Cytosolic potassium efflux has been proposed to play a central role in NLRP3 inflammasome activation (Muñoz-Planillo et al., 2013). Increasing the extracellular K+ also abolished PAF-induced IL-1β processing and secretion, but did not inhibit AIM2 or NLRC4 inflammasome activation by poly(dA:dT) or flagellin (Figs. 7 D and S3 E).
In contrast, the ROS scavengers N-acetyl-l-cysteine (NAC) and (2-(2,2,6,6-tetramethylpiperidin-1-oxyl-4-ylamino)-2-oxoethyl) triphenylphosphonium chloride (Mitotempo), NAPDH oxidase inhibitor (2R,4R)-4-aminopyrrolidine-2,4-dicarboxylic acid (APDC), and diphenyleneiodonium (DPI) did not inhibit IL-1β processing or secretion induced by PAF (Figs. 7 E and S3 F).
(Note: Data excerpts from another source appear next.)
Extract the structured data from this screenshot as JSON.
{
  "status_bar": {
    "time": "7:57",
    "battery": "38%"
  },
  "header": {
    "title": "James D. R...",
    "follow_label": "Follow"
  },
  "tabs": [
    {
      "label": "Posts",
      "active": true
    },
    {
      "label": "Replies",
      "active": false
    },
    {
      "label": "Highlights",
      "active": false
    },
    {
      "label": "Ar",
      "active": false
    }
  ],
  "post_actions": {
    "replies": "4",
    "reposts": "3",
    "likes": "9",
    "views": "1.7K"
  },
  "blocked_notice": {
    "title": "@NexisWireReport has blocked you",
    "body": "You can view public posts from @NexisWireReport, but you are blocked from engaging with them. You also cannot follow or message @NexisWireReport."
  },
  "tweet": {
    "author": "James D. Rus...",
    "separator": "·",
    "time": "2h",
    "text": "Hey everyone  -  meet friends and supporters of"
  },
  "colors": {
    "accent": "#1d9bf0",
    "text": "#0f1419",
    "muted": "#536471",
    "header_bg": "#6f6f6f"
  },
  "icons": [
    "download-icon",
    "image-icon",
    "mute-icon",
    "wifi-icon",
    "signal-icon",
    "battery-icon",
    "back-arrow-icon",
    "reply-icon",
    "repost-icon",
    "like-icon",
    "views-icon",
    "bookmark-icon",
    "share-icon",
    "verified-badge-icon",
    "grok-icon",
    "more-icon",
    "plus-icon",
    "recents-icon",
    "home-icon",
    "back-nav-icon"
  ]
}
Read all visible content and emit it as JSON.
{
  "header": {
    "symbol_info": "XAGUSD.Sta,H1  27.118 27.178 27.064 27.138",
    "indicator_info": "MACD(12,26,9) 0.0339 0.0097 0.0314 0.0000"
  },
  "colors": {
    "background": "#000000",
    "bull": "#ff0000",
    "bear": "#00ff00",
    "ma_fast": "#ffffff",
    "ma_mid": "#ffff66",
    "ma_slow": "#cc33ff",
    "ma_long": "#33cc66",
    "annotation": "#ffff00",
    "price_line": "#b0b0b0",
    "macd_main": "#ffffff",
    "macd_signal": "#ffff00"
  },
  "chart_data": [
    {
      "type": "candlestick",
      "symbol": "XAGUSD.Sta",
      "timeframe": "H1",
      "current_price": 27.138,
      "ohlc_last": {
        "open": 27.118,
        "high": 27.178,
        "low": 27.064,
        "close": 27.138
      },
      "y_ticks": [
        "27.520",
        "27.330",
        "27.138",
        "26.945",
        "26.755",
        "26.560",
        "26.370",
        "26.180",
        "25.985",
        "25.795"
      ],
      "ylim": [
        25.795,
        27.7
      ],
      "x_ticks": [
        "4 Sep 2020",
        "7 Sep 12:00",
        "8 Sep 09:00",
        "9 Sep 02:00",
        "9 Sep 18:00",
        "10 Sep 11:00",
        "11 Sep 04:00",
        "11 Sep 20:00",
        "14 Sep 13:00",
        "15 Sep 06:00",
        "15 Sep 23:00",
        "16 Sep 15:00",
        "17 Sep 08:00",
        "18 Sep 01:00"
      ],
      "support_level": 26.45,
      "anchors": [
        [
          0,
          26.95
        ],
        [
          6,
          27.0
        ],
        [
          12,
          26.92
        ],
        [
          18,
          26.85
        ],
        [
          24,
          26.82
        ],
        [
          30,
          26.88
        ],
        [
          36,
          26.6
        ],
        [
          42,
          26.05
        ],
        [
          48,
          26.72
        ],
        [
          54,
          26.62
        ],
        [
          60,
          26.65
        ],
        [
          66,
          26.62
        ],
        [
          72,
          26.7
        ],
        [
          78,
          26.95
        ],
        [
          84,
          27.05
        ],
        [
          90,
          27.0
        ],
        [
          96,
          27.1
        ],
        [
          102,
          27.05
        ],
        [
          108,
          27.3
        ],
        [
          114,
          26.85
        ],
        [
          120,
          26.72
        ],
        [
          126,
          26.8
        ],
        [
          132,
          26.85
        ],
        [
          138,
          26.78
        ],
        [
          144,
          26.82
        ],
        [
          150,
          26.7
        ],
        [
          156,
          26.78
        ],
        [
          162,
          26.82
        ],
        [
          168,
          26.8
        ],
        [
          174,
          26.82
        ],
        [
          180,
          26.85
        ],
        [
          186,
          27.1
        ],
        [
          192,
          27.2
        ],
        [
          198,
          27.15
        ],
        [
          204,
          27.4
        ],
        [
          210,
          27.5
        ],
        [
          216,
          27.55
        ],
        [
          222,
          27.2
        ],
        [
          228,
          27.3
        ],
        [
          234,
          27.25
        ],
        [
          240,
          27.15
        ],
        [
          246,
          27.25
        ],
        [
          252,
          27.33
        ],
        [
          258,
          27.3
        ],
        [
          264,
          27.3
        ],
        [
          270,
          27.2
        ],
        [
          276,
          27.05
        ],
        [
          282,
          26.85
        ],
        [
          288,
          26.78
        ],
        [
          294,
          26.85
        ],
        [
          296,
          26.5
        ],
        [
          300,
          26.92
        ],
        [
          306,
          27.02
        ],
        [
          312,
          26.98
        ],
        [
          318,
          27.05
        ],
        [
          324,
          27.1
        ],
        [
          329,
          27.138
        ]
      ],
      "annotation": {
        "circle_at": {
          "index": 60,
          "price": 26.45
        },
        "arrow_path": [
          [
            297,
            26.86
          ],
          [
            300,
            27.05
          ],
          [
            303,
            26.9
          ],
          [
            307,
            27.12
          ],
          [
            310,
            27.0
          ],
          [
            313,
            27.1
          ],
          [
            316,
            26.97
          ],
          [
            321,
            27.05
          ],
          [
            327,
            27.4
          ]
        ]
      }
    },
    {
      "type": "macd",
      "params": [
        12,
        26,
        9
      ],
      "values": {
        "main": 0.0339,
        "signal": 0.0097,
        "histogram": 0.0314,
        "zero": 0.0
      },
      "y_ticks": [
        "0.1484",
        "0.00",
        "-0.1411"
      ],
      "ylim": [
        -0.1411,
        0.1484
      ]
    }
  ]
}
Imiquimod is known to activate the NLRP3 inflammasome via a burst of ROS (Groß et al., 2016). Our results show that several ROS inhibitors including NAC, Mitotempo, APDC, and DPI readily inhibited imiquimod-induced IL-1β secretion, but not PAF-induced IL-1β secretion (Fig. S3 F). Also, the cathepsin B inhibitor CA-074-Me reduced silica-induced, but not PAF-induced, IL-1β processing and secretion (Figs. 7 F and S3 G). Taken together, these data suggest that PAF activation of the NLRP3 inflammasome requires Ca2+ and K+ flux but is independent of ROS and cathepsin B.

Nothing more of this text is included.